Open science in autism research: A chat with Amy Pearson and Daniel Poole

The two psychologists share tips to help autism researchers adopt established methods and make their work more transparent and reproducible.

Researcher on path in space that leads to open, shared data network.
Illustration by Glenn Harvey

For more than a decade, open research has garnered broad support from the scientific community, including autism researchers. But few in the field regularly use established open science methods.

To help remedy this problem, a team of autism researchers in the United Kingdom shared some practical tips in an editorial published this month in Autism. Those tips grew out of an online workshop in 2021 that, in turn, sprung from a 2020 petition to facilitate transparency in the publication process, launched by editorial co-author Hannah Hobson, lecturer in psychology at the University of York. The group also has a website — called Open Autism Research — with resources for lab discussions and a link to an in-progress directory of open science autism researchers. 

Spectrum spoke with two of the editorial’s co-authors about the current push for open autism science while Hobson is on leave. Daniel Poole, psychology research fellow at the University of Sheffield, and Amy Pearson, senior lecturer in psychology at the University of Sunderland, shared their thoughts about the challenges to implementing open science in the field and how to surmount them. 

This interview has been edited for length and clarity.

 Spectrum: What is open research?

Daniel Poole: Open research refers to a set of different techniques and methods, which are centered around improving reliability and transparency, making it more clear how we arrived at the conclusions we did so that others can check it.

S: Why is there a push for open science?

Amy Pearson: There have been issues, particularly in psychology, over the years where research that was widely accepted was found to replicate poorly. There’s been a drive to try to create more rigorous approaches to conducting research, developing theories and testing those theories.

S: What are some examples of open research methods that could apply to the autism field?

DP: There are different forms of what is called ‘pre-registration’: A researcher says what they are going to do before running a study. Ideally, this would be a sort of checklist of the planning methods and analysis that they are going to run. The gold standard now is what is called a ‘registered report.’ The pre-registration document is peer-reviewed and the work is accepted for publication before the research is conducted.

Another example is the use of open materials and sharing resources that are used in research. The researchers can see whether they are able to run the same analysis as the study authors. And there are additional benefits to sharing data: You can collect a large amount of data on autistic people and another researcher may be able to use that data without requiring autistic people to come in again to participate in a whole load of additional studies.

S: What are some of the challenges that have prevented a widespread embrace of open science in autism research?

AP: One is training; a lot of open science practice relies upon learning how to use and implement the methods — things such as learning different forms of data analysis or how to organize a code to make it accessible to someone else. A lot of researchers struggle with finding time to do that.

It’s also a challenge on the publishing side. There is quite a limited number of journals set up to receive the registered reports. Most autism journals don’t have the ability to do that right now.

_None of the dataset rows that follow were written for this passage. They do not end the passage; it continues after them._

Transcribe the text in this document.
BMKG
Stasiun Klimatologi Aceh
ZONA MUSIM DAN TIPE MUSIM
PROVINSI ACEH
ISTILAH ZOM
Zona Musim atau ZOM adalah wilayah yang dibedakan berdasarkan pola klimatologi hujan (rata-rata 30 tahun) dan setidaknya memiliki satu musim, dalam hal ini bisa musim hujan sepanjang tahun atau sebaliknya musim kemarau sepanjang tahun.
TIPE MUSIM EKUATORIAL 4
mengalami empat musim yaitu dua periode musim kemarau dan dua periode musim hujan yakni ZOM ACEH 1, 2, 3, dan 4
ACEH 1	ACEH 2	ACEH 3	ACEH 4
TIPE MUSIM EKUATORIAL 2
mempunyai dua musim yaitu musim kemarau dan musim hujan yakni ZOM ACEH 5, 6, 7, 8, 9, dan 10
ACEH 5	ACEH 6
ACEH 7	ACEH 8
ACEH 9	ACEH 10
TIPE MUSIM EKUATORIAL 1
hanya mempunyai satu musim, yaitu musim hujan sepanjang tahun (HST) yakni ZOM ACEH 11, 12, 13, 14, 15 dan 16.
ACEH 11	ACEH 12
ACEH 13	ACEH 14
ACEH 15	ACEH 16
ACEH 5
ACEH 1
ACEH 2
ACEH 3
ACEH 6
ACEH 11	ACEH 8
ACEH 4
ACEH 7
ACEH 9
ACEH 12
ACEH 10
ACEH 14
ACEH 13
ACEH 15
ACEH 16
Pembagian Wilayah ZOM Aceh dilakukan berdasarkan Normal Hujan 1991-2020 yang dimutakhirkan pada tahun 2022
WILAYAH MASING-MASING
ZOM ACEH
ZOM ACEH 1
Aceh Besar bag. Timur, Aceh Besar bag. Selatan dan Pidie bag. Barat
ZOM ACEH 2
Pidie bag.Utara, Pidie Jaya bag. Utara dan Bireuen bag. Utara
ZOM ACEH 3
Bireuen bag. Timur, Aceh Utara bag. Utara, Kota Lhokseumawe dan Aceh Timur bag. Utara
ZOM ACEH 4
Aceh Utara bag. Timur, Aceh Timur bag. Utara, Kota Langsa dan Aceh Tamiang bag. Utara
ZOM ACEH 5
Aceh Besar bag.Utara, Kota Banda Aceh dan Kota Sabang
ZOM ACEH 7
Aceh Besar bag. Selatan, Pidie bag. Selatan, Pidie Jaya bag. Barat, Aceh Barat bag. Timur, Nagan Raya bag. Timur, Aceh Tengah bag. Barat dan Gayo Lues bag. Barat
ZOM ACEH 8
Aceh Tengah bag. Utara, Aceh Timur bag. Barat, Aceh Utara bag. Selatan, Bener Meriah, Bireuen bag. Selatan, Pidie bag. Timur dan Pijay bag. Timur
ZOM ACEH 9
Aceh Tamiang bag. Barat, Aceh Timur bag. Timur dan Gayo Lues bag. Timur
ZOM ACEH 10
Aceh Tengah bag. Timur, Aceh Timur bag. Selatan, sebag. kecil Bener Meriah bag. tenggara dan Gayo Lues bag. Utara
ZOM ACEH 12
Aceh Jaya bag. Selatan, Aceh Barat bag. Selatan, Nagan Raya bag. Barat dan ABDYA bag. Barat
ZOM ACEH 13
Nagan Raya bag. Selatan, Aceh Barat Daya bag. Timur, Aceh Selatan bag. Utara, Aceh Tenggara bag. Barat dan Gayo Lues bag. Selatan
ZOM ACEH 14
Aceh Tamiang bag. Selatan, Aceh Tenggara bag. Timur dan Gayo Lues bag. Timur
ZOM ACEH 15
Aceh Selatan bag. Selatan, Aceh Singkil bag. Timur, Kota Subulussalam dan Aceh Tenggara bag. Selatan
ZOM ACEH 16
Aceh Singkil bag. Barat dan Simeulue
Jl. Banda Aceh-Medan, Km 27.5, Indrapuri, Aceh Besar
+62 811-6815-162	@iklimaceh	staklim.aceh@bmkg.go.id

S: Your editorial notes some of the difficulties involved with integrating qualitative research into an open science framework. How do you see qualitative research — which often relies on methods such as semi-structured interviews or focus groups — fitting in?

AP: A lot of the focus in open science has been around replication. That isn’t necessarily the goal for qualitative research. But I think there is space within the discussion around open science to talk about what we can do to share good practices in terms of research policies, even though we might not expect to find the same set of results every time we do something in qualitative research. We can be more transparent about the position we’re coming from: how we organized, coded and analyzed the data.

Another consideration is how participants feel about open science, and what their comfort is with having their data available. Many have felt harmed by past research and they don’t always trust researchers. They might be less inclined to participate in studies that make their data available.

S: How do you plan to address participants’ concerns over data sharing?

AP: My research looks at autistic masking and experiences of interpersonal victimization and stigma. I am transparent about our approach, telling participants the kind of data that will be available, and that any identifying data will be removed.

With the nature of our specific project and the things that we’re looking at, I wouldn’t feel comfortable with anyone just being able to access the data. We’ve also talked with the people who maintain the data in the U.K. data-sharing service about the different levels of access you can have to a dataset. We are setting ours so that if someone wants to request the data, they have to get in touch with us.

S: What are the next steps to move open science in autism research forward?

DP: Right now progress is on hold a bit because Hannah Hobson and Cathy Manning, another leader of the project and an autism researcher, are on leave. But one of the hopes is that the website on open autism research will become a go-to space for information and resources. I am also thinking about the adoption of registered reports in autism journals.